Elio Di Rupo a vu le Roi et suit sa mission « titanesque »

Samedi 31 juillet 2010

Le préformateur a quitté le château de Laeken au terme d’un entretien de près de deux heures avec le souverain. Un entretien au cours duquel il lui a fait rapport sur sa mission de préformation. Le terrain ne semble pas suffisamment déblayé pour lui permettre d’entrer dans une phase de formation.

« Le Roi a reçu en audience cet après-midi au Château de Laeken Monsieur Elio Di Rupo, Pré-formateur, qui lui a fait un second rapport intermédiaire sur l’évolution de sa mission. Le Roi lui a demandé d’approfondir les aspects institutionnels et de poursuivre sa mission« , dit le communiqué du Palais, transmis à l’issue de l’entretien.

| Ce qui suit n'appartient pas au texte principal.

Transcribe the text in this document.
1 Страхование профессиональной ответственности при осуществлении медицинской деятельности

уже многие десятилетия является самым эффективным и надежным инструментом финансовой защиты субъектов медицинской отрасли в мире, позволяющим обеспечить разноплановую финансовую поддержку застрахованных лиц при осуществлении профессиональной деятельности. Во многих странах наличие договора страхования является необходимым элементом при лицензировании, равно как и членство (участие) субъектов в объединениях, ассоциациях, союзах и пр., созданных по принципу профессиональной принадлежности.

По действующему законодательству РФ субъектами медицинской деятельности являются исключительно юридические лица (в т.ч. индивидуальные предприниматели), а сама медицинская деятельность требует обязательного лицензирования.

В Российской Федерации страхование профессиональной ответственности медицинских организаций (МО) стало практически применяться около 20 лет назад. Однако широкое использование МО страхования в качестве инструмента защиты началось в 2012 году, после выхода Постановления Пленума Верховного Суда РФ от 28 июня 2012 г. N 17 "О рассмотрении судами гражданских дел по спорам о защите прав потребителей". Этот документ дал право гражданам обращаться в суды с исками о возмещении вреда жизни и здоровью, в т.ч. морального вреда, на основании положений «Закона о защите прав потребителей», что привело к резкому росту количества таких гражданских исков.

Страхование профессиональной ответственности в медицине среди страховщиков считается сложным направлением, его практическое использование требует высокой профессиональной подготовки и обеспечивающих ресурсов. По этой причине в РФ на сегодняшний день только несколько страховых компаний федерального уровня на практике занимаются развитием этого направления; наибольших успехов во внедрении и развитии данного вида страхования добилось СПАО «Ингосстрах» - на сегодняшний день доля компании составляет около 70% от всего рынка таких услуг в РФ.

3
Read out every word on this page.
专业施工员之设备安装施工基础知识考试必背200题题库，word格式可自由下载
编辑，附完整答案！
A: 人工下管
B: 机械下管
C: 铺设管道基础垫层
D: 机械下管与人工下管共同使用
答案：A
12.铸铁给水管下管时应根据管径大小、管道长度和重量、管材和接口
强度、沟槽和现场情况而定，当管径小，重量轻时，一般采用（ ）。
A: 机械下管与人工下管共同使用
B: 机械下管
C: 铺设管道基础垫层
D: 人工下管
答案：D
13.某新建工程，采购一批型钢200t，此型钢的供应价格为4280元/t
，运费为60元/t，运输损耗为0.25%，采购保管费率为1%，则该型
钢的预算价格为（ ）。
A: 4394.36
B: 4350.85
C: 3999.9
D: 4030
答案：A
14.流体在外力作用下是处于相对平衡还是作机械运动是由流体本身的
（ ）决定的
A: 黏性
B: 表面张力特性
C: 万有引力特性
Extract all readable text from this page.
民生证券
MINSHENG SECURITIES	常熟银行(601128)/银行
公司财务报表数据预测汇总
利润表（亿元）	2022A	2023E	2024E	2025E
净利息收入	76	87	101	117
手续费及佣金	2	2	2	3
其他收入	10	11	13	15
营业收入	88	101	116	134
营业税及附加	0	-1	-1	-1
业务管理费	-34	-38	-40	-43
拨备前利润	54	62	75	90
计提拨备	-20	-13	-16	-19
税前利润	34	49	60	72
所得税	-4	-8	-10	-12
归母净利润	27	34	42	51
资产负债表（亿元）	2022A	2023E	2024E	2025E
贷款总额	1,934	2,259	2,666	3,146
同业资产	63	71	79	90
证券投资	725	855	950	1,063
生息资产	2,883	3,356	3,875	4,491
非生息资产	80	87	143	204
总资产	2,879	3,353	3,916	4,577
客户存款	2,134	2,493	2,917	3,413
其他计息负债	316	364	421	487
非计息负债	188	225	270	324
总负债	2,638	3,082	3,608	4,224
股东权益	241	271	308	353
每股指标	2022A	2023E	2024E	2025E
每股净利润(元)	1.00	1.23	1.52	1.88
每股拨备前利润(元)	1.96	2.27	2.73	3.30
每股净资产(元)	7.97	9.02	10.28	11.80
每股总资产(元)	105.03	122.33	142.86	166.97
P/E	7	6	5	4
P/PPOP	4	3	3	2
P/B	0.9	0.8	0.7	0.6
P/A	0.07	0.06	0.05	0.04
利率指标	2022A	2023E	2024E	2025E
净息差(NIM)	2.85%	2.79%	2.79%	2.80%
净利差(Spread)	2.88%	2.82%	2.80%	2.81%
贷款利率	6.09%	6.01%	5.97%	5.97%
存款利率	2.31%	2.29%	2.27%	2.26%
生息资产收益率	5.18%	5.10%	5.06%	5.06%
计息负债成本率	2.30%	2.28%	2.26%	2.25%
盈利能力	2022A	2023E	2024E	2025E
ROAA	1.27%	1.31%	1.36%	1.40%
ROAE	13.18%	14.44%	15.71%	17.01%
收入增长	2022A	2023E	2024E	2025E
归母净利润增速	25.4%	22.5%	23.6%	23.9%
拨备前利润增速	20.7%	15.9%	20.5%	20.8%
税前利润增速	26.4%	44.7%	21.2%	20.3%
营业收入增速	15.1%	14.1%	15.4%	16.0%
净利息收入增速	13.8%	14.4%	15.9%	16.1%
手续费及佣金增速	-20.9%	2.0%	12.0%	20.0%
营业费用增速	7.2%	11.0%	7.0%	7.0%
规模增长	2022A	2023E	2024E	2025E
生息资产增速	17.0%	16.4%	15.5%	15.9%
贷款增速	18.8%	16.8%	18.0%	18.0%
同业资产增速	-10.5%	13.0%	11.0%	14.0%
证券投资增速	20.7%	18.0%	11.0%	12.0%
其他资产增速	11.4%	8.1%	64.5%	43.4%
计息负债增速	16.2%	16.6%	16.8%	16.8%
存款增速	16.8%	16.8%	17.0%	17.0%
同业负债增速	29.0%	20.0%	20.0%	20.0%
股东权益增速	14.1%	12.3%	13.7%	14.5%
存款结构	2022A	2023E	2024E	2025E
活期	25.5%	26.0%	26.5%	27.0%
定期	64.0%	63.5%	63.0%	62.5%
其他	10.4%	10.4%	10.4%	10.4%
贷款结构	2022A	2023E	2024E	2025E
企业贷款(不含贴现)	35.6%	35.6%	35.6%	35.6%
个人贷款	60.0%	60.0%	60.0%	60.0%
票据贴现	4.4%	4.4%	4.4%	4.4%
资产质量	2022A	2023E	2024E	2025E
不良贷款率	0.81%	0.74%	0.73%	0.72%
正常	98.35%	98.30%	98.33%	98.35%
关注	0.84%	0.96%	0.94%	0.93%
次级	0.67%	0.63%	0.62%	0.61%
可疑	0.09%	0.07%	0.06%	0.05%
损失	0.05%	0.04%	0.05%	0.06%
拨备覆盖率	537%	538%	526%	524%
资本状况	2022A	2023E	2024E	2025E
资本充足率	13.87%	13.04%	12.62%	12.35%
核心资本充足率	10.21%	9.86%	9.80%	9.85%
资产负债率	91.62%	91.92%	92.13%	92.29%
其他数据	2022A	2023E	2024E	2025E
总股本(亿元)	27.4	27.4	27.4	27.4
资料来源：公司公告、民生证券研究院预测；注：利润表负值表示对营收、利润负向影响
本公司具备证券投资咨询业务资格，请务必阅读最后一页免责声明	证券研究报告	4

Après plusieurs journées de négociations qui ont rassemblé des représentants de sept partis, dans le plus grand secret, il n’a pas été possible de dégager un accord suffisant pour permettre à Elio Di Rupo d’endosser les habits de formateur qui lui semblent promis.

C’est donc un deuxième rapport intermédiaire que le préformateur a présenté au souverain. Et il lui a suggéré de lui demander de continuer son travail sans doute pour deux nouvelles semaines: pour avancer sur l’institutionnel et la réforme de l’Etat, d’une part; mais aussi pour permettre à qui le souhaite de prendre quelques jours de vacances. Avec l’espoir que les esprits reposés seront davantage en mesure de faire preuve de créativité.

« Mieux se connaître« 

Après avoir fait rapport au Roi, Elio Di Rupo s’est adressé à la presse, en lisant tout d’abord, non sans effort, son texte en néerlandais. Il a expliqué sa méthode de travail en deux phases, socio-économique et institutionnelle. Il a aussi oeuvré pour que les sept partis se parlent pour « élargir les éléments de convergence » et « mieux se connaître« .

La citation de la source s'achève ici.